The Anatomy of Cyber Risks and Defense

The Education Cybersecurity Weekly is a curated weekly news overview for those who are concerned about the Education industry. It provides brief summaries and links to articles and news across a spectrum of cybersecurity and technology topics that are specific to the industry.

Pentesting vs. Vulnerability scanning

EdTech Focus on K-12 on August 10, 2018

As global cyberattack campaigns become commonplace for the educational sector, the questions of navigating the scope of penetration testing, vulnerability scanning tools and choosing the right one to strengthen the cybersecurity posture have come to the fore.

During penetration testing, security professionals attempt to manually infiltrate a company’s network in order to identify the weaknesses in its systems and applications that could be utilized in a real attack conducted by black hat hackers.

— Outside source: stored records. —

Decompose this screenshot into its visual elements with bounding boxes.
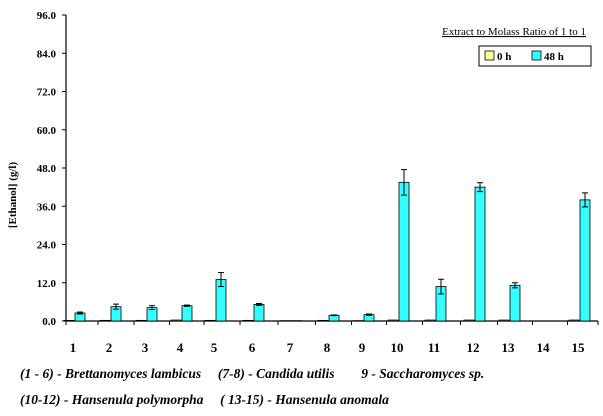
bar <box>63 319 75 322</box>
x-tick-label: 3 <box>142 340 149 355</box>
caption-hansenula-polymorpha: (10-12) - Hansenula polymorpha <box>20 392 204 407</box>
x-tick-label: 6 <box>249 340 256 355</box>
y-tick-label: 12.0 <box>37 278 57 290</box>
legend-swatch-48h <box>531 50 542 61</box>
legend-label-48h: 48 h <box>544 51 564 63</box>
bar <box>579 199 591 322</box>
y-tick-label: 48.0 <box>37 163 57 175</box>
caption-line-1: (1 - 6) - Brettanomyces lambicus (7-8) -… <box>20 366 484 382</box>
x-tick-label: 10 <box>391 340 404 355</box>
bar <box>317 319 329 322</box>
x-tick-label: 1 <box>70 340 77 355</box>
y-tick-label: 84.0 <box>37 48 57 60</box>
bar <box>135 319 147 322</box>
caption-line-2: (10-12) - Hansenula polymorpha ( 13-15) … <box>20 392 389 408</box>
x-tick-label: 8 <box>324 340 331 355</box>
bar <box>242 319 254 322</box>
bar <box>474 186 486 322</box>
legend: 0 h 48 h <box>478 45 592 67</box>
y-axis-tick-labels: 0.0 12.0 24.0 36.0 48.0 60.0 72.0 84.0 96.0 <box>37 10 57 328</box>
bar <box>509 284 521 322</box>
bar <box>424 319 436 322</box>
series-48h <box>74 169 591 322</box>
bar <box>398 181 410 322</box>
bar <box>387 319 399 322</box>
legend-label-0h: 0 h <box>497 51 511 63</box>
y-tick-label: 96.0 <box>37 10 57 22</box>
x-tick-label: 14 <box>537 340 551 355</box>
bar <box>568 319 580 322</box>
bar <box>181 305 193 322</box>
x-tick-label: 13 <box>502 340 516 355</box>
caption-candida: (7-8) - Candida utilis <box>217 366 335 381</box>
x-tick-label: 5 <box>211 340 218 355</box>
x-tick-label: 11 <box>428 340 440 355</box>
y-axis-label: [Ethanol] (g/l) <box>7 162 19 229</box>
series-0h <box>63 319 580 322</box>
caption-saccharomyces: 9 - Saccharomyces sp. <box>361 366 485 381</box>
x-tick-label: 4 <box>177 340 184 355</box>
y-tick-label: 36.0 <box>37 201 57 213</box>
bar <box>498 319 510 322</box>
y-tick-label: 0.0 <box>42 316 56 328</box>
y-tick-label: 60.0 <box>37 125 57 137</box>
plot-area <box>62 14 599 325</box>
x-axis-tick-labels: 1 2 3 4 5 6 7 8 9 10 11 12 13 14 15 <box>70 340 585 355</box>
bar <box>253 304 265 322</box>
x-tick-label: 9 <box>359 340 366 355</box>
bar <box>463 319 475 322</box>
bar <box>204 319 216 322</box>
bar <box>170 319 182 322</box>
caption-hansenula-anomala: ( 13-15) - Hansenula anomala <box>220 392 389 407</box>
x-tick-label: 15 <box>572 340 586 355</box>
bar <box>328 314 340 322</box>
x-tick-label: 12 <box>467 340 480 355</box>
y-tick-label: 24.0 <box>37 240 57 252</box>
caption-brettanomyces: (1 - 6) - Brettanomyces lambicus <box>20 366 202 381</box>
ratio-annotation: Extract to Molass Ratio of 1 to 1 <box>442 26 586 38</box>
y-tick-label: 72.0 <box>37 87 57 99</box>
x-tick-label: 7 <box>287 340 294 355</box>
bar <box>99 319 111 322</box>
legend-swatch-0h <box>484 50 495 61</box>
x-tick-label: 2 <box>106 340 113 355</box>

Vulnerability scanning refers to automated cybersecurity testing tools that run security checks and explore a network on a regular basis to find hidden vulnerabilities that need to be addressed.

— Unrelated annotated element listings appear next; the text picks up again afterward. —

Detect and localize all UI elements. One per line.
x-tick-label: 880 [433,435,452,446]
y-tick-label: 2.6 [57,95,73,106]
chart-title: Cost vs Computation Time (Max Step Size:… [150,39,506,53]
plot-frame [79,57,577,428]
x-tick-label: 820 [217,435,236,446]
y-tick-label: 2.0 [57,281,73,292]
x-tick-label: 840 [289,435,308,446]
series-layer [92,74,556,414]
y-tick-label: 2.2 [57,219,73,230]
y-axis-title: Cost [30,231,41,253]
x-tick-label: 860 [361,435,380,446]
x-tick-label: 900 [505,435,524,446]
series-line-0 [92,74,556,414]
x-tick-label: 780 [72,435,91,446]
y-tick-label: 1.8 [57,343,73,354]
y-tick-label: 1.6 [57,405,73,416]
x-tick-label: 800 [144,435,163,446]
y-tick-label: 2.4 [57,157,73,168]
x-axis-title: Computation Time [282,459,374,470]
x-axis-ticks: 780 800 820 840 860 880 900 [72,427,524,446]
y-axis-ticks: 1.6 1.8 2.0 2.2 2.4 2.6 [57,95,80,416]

Both approaches play a major role in network security of educational institutions, and a combination of regular and frequent vulnerability scans and occasional penetration tests is likely to be used.

8 apps for educators to check out

e-School News on August 10, 2018

The significance of testing the tool’s accuracy was discussed in “Education Cybersecurity Weekly: Choose Right EdTech”. This week, e-School News resource has collected 8 valuable apps for educators, and students can get even more in classes. The apps relate to the topics like STEM, history, and vocabulary.

1. Howtosmile
2. Photo Stuff with Ruff
3. Membean
4. Loom
5. ARIS
6. PBS KIDS Kart Kingdom
7. Ink Blott Underground
8. Trans-Atlantic Slave Trade Database

Check out and select your right EdTech.

US universities phishing

Dark Reading on August 13, 2018

Last week a Nigerian citizen was convicted for targeting colleges and universities in the United States with phishing attacks. Phishing emails were sent to staff members at US educational institutions including the Georgia Institute of Technology, University of Virginia. Once the credentials were accessed, the destination for payroll deposits was changed and money was directly sent to perpetrators. Their theft exceeded $6 million.

It’s useful to take note of similar security incidents and know how to prevent them as cyber attacks are one of the biggest threats educational institutions face now.

How to avoid campus data breaches

Education Dive on August 10, 2018

An analysis from a security rating company shows that malware attacks against education outpaced those against government, healthcare, energy, retail, and finance. Cyber attacks with the use of ransomware are especially profitable and common as hackers can encrypt data and lock the access to it to seek ransom. It takes a single click on a malicious link in a phishing email.

The University of Dayton serves as a great example of necessary preventative measures. The University has encouraged a campus-wide effort around performing phishing tests such as sending updates, warnings, and latest security news. In addition, it offers prizes to those who complete the required actions. This boosts the cybersecurity awareness among students, faculty, and staff members, who may not know how easy it is to fall victim to detrimental activity.